Próxima Paragem
Desde cedo, decidi que seria eu a escolher as condições da minha morte: quando, onde, como. Mas não esperava chegar aqui. Não foi isto que me venderam.
«Morrer é a única certeza que temos na vida», ouvira uma mulher dizer ao dono da mercearia devia ter uns sete anos. Esperava na fila, com um papel com a meia dúzia de coisas que a minha mãe me mandara comprar e o pedido de fiado ao Sr. António — lembro-me de ler aquela palavra muito devagar (fi-á-dó) e decidir que talvez fosse a marca do detergente mais barato. Mais barato! Insistia ela sempre que me mandava às compras. Tens de olhar bem para os números nos preços, Lara. E desenhava-os muito redondinhos. Um número até 7 aqui à esquerda da vírgula é bom.
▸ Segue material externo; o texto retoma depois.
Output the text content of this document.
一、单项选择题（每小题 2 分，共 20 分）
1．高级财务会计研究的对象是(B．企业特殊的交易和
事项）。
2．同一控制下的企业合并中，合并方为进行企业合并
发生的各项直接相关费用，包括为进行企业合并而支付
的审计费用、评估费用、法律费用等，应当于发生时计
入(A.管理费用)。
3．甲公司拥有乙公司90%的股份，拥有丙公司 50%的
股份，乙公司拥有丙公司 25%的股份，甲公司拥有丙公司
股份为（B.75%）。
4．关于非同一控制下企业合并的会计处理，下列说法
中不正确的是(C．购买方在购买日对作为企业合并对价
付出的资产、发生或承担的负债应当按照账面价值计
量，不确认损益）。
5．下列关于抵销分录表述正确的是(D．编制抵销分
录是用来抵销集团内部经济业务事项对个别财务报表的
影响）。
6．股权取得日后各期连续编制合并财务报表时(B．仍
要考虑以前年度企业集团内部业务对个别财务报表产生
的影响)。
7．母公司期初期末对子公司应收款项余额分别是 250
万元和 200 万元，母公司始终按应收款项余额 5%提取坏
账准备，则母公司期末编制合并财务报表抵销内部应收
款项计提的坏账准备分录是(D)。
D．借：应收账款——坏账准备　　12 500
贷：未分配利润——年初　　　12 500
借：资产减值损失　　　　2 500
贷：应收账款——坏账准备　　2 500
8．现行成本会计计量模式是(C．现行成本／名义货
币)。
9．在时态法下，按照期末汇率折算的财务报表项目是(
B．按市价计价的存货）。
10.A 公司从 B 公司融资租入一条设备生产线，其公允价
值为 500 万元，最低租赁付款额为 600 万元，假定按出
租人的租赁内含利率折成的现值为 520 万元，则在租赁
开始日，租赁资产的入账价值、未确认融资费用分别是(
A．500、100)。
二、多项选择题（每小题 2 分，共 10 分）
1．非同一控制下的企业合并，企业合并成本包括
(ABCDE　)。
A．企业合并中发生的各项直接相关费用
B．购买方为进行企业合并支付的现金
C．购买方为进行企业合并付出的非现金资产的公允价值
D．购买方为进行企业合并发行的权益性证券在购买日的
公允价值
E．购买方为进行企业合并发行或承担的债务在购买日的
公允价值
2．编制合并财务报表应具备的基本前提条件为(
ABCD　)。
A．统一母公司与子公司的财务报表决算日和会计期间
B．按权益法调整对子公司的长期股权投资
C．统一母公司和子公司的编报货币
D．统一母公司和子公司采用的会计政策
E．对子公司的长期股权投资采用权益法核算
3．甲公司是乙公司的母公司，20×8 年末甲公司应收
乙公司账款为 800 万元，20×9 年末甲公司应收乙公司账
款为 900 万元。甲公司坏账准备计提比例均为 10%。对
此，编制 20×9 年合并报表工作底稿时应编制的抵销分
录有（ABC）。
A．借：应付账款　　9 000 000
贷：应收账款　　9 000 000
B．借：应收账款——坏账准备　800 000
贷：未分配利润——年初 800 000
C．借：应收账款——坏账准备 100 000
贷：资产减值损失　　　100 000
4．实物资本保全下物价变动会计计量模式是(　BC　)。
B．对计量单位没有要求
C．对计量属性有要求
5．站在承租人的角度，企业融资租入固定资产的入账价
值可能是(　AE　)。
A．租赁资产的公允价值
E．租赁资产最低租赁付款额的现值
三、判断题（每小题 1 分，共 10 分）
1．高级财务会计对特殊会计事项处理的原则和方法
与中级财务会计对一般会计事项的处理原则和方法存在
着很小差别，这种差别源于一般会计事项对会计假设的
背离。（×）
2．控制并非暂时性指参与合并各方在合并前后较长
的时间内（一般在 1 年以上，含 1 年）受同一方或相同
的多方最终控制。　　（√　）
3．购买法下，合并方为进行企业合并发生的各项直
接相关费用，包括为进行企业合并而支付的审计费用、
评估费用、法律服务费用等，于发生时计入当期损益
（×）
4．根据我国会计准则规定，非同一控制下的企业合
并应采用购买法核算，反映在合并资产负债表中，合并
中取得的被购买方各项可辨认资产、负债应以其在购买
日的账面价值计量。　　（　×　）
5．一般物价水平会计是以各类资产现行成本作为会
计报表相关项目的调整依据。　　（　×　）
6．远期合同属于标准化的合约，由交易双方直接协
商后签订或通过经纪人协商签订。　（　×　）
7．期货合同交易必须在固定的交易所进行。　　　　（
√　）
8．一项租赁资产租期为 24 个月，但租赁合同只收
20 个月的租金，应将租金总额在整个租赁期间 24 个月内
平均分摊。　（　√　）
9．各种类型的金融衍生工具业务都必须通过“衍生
Mais do que 7, tens de dizer ao Sr. António que tens de perguntar à tua mãe primeiro.
Seguia aquelas instruções com rigor, não que percebesse o que se passava, mas porque sabia que a minha recompensa eram os rebuçados que vinham com o troco. E havia sempre rebuçados.
A mulher que falava de certezas na mercearia vestia de preto — hoje sei que seria por estar de luto, mas na altura achei que era uma escolha de cor estúpida para um dia tão quente. O que me marcou nela não foi a roupa, nem o que ela disse; foi a forma como ela respondeu à consternação do homem da mercearia com a firmeza de quem aceitava o inevitável, sem reservas.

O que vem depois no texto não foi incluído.